La parole a ensuite été donnée à Mikaël Lux, chargé de mission Plan climat à l’Eurométropole de Strasbourg. Il analyse le budget pour la ville et l’Eurométropole. Des plans climat sont adoptés à ces deux échelles depuis 2009. Il détaille les résultats de l’application de la méthodologie. Pour la ville de Strasbourg, en 2021, le budget s’élève à 530 millions d’euros dont 400 pour le budget opérationnel 133 pour les investissements. Comme les villes ont globalement les mêmes compétences et pouvoirs, Strasbourg a choisi de se focaliser sur l’évaluation du budget d’investissement. Le résultat est le suivant : 77% est neutre, 2% pas favorable, 7% indéfini, 3 % plutôt favorable et 11 % très favorable. Quant à l’Eurométropole, le budget d’investissement est de 270 millions d’euros, et après l’application de la méthode I4CE, on constate que les part se divisent ainsi : 65 % neutre, 12 % pas favorable, 5 % indéfini, 10 % plutôt favorable et 8 % très favorable. À la suite de ces résultats, Mikaël Lux et son équipe ont essayé de trouver des solutions pour limiter la part du budget classée dans la catégorie « pas favorable ». Mais parfois, il n’y en a pas. Car autant il est possible de remplacer les voitures diesel par des voitures à faible émission ou par la création de zone de non-émission, mais quand il s’agit d’un investissement sur un parking ou un aéroport, les solutions deviennent plus rares, on ne peut pas stopper un aéroport. Pour Mikaël Lux, l’évaluation du budget du climat « donne un autre moyen de regarder le budget, il y a encore beaucoup à faire, mais on essaie et on améliore », assure-t-il.

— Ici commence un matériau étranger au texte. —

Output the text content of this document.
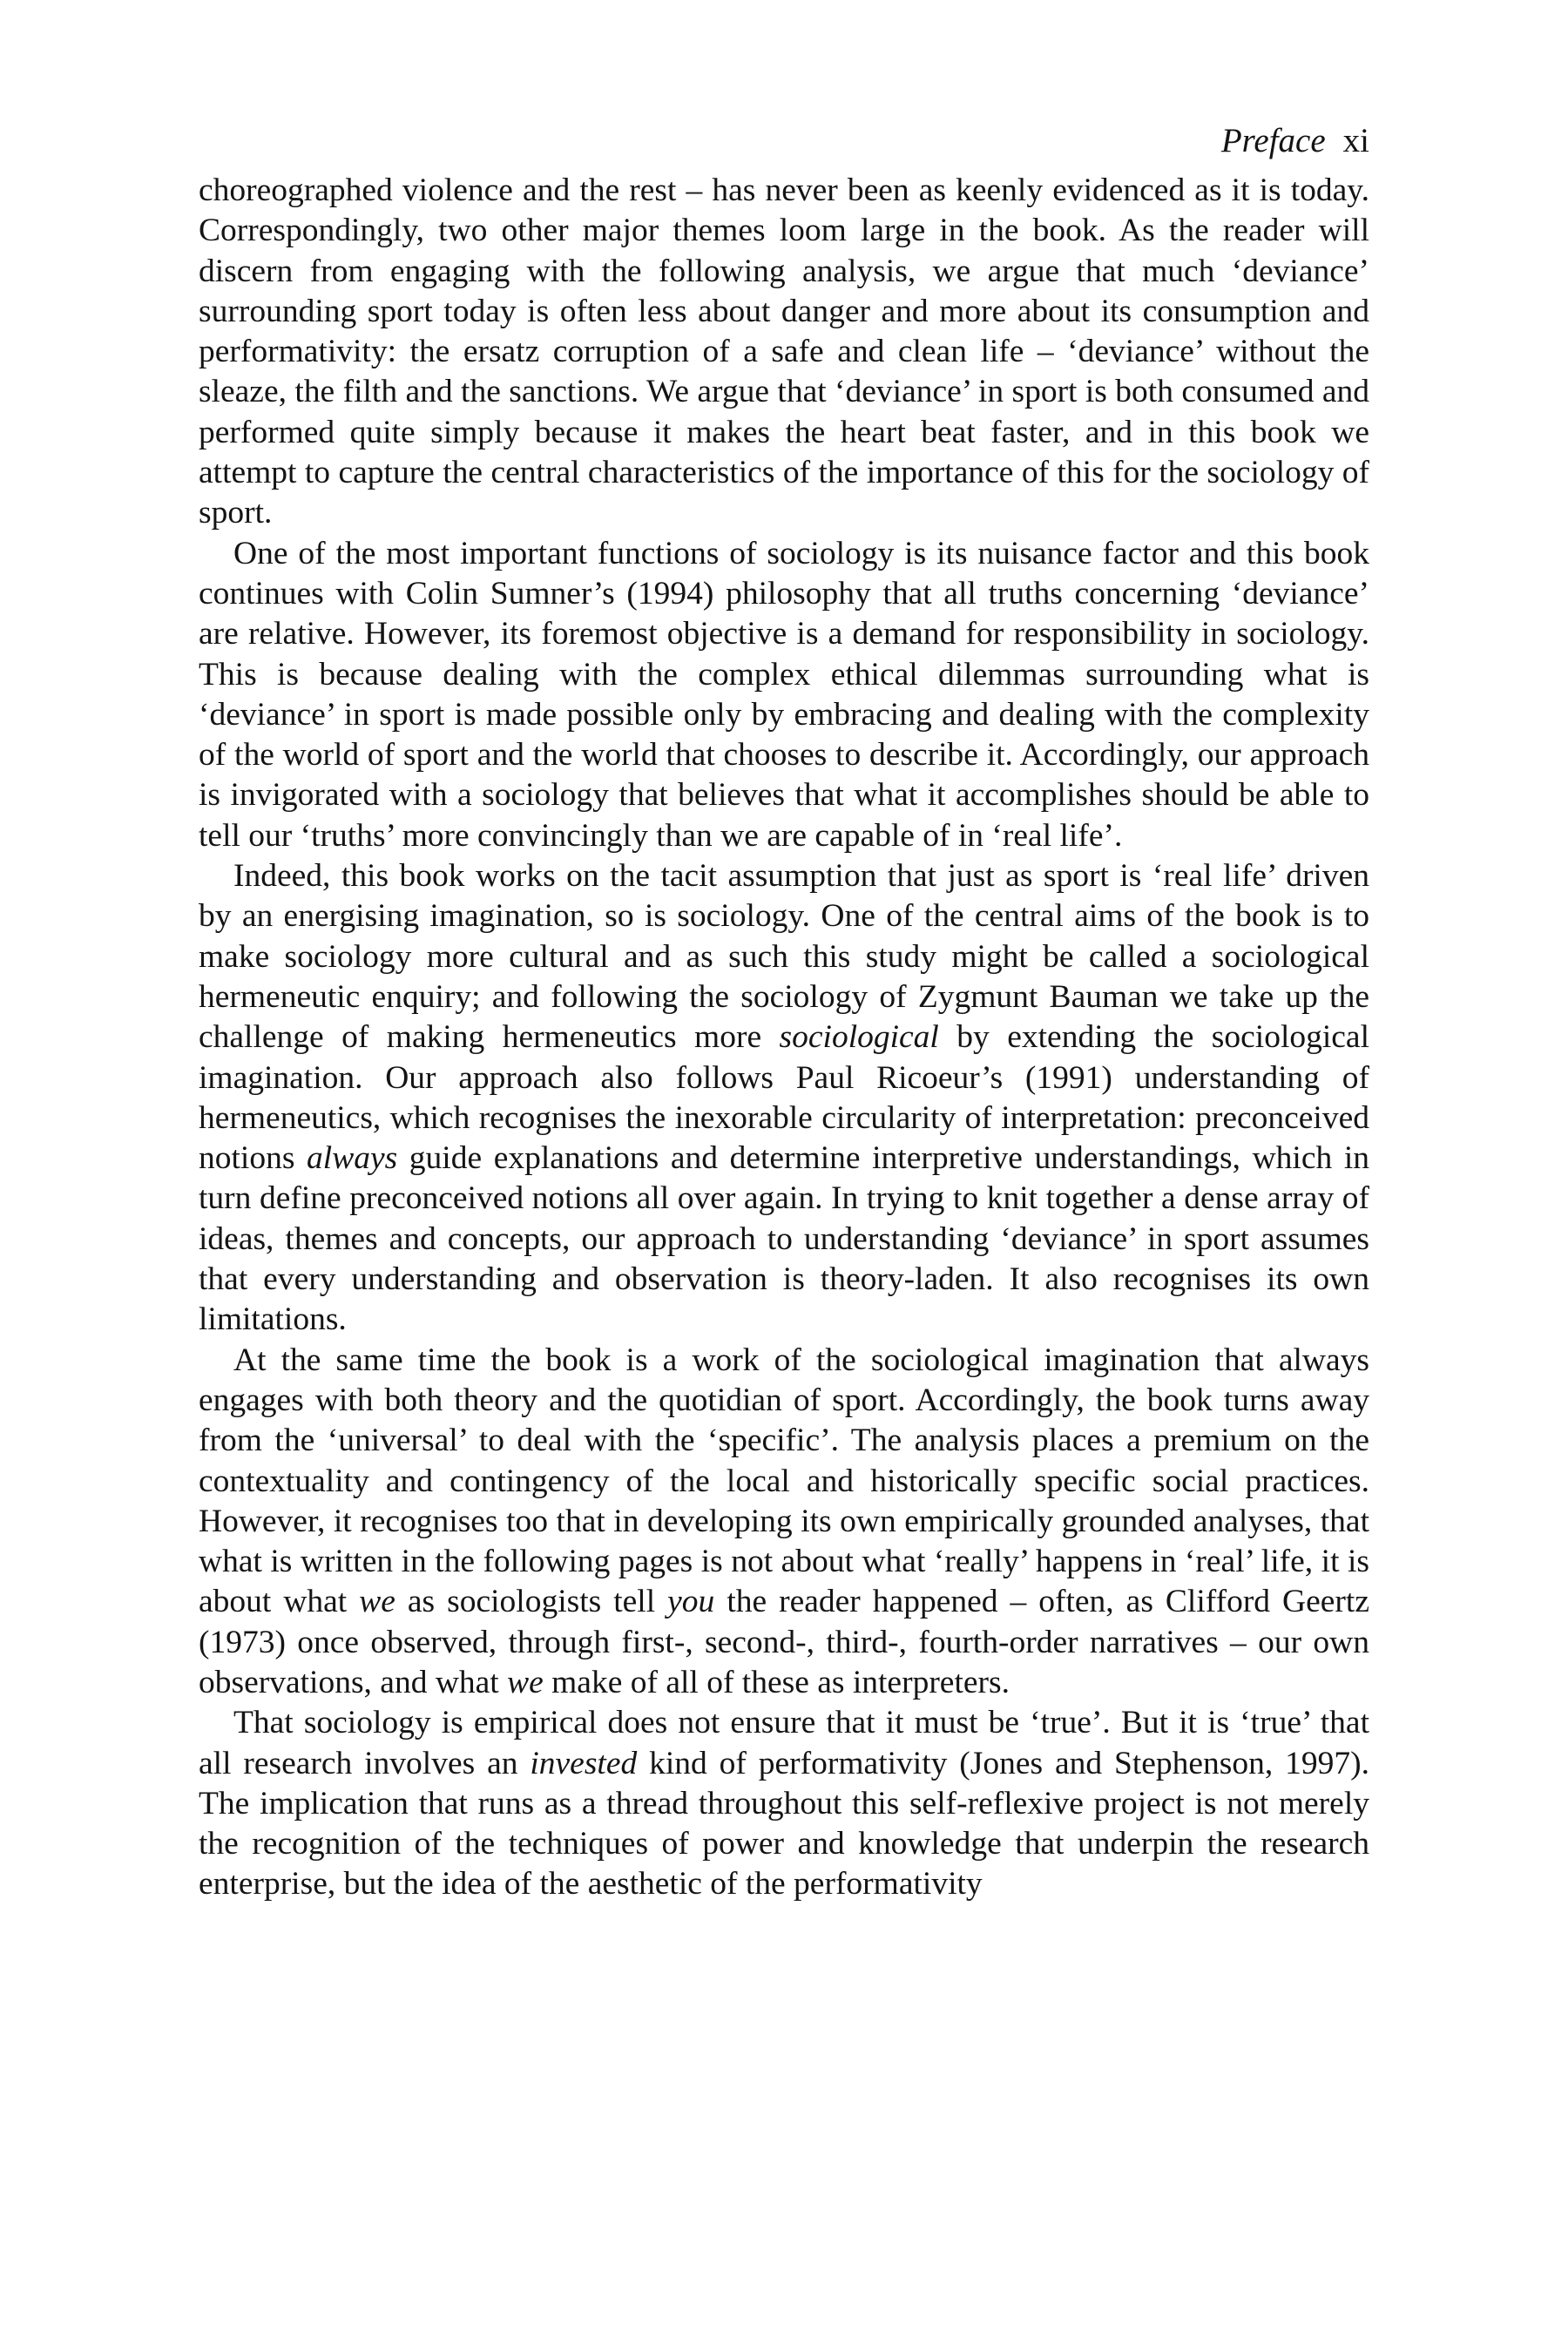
Preface xi

choreographed violence and the rest – has never been as keenly evidenced as it is today. Correspondingly, two other major themes loom large in the book. As the reader will discern from engaging with the following analysis, we argue that much ‘deviance’ surrounding sport today is often less about danger and more about its consumption and performativity: the ersatz corruption of a safe and clean life – ‘deviance’ without the sleaze, the filth and the sanctions. We argue that ‘deviance’ in sport is both consumed and performed quite simply because it makes the heart beat faster, and in this book we attempt to capture the central characteristics of the importance of this for the sociology of sport.

One of the most important functions of sociology is its nuisance factor and this book continues with Colin Sumner’s (1994) philosophy that all truths concerning ‘deviance’ are relative. However, its foremost objective is a demand for responsibility in sociology. This is because dealing with the complex ethical dilemmas surrounding what is ‘deviance’ in sport is made possible only by embracing and dealing with the complexity of the world of sport and the world that chooses to describe it. Accordingly, our approach is invigorated with a sociology that believes that what it accomplishes should be able to tell our ‘truths’ more convincingly than we are capable of in ‘real life’.

Indeed, this book works on the tacit assumption that just as sport is ‘real life’ driven by an energising imagination, so is sociology. One of the central aims of the book is to make sociology more cultural and as such this study might be called a sociological hermeneutic enquiry; and following the sociology of Zygmunt Bauman we take up the challenge of making hermeneutics more sociological by extending the sociological imagination. Our approach also follows Paul Ricoeur’s (1991) understanding of hermeneutics, which recognises the inexorable circularity of interpretation: preconceived notions always guide explanations and determine interpretive understandings, which in turn define preconceived notions all over again. In trying to knit together a dense array of ideas, themes and concepts, our approach to understanding ‘deviance’ in sport assumes that every understanding and observation is theory-laden. It also recognises its own limitations.

At the same time the book is a work of the sociological imagination that always engages with both theory and the quotidian of sport. Accordingly, the book turns away from the ‘universal’ to deal with the ‘specific’. The analysis places a premium on the contextuality and contingency of the local and historically specific social practices. However, it recognises too that in developing its own empirically grounded analyses, that what is written in the following pages is not about what ‘really’ happens in ‘real’ life, it is about what we as sociologists tell you the reader happened – often, as Clifford Geertz (1973) once observed, through first-, second-, third-, fourth-order narratives – our own observations, and what we make of all of these as interpreters.

That sociology is empirical does not ensure that it must be ‘true’. But it is ‘true’ that all research involves an invested kind of performativity (Jones and Stephenson, 1997). The implication that runs as a thread throughout this self-reflexive project is not merely the recognition of the techniques of power and knowledge that underpin the research enterprise, but the idea of the aesthetic of the performativity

Oslo, précurseur de l’analyse du budget

Juste avant de laisser la parole aux participants pour les questions, Astrid Landstad, de l’agence pour le climat de la ville d’Oslo, est intervenue. La capitale de la Norvège a de grandes ambitions, notamment celle de réduire de 95 % ses émissions de CO2 d’ici 2030. Pour atteindre cet objectif et faire d’Oslo une ville résiliente, « une des clés du budget est la fragmentation entre les responsabilités globales et locales », argumente Astrid Landstad. Le budget climat de la ville est géré par les départements finance, environnement et transport. Mais tous les départements peuvent proposer des mesures. L’agence pour le climat fait office de conseiller. Une première analyse a été faite dès 2017. L’évaluation d’Oslo est assez similaire à celle de I4CE. Elle est réalisée sur la zone géographique de la ville, pas seulement l’administration, et avec la combinaison des mesures locales, régionales et nationales. Oslo a développé sa propre méthodologie pour le budget, proche de celle de I4CE. Même si la ville est encore loin de ses objectifs, elle a mis en place plusieurs paliers pour réduire ses émissions de gaz et aller vers une adaptation au climat.

Pour la ville de Paris, près de 2 000 lignes budgétaires ont été passées au crible pour définir quel était leur degré d’impact carbone. Il en ressort que 23,2 % du budget a un impact favorable, 1,8 % défavorable, 55 % neutre et 20 % reste indéfini.

L’évaluation du budget par le climat : quelles limites ?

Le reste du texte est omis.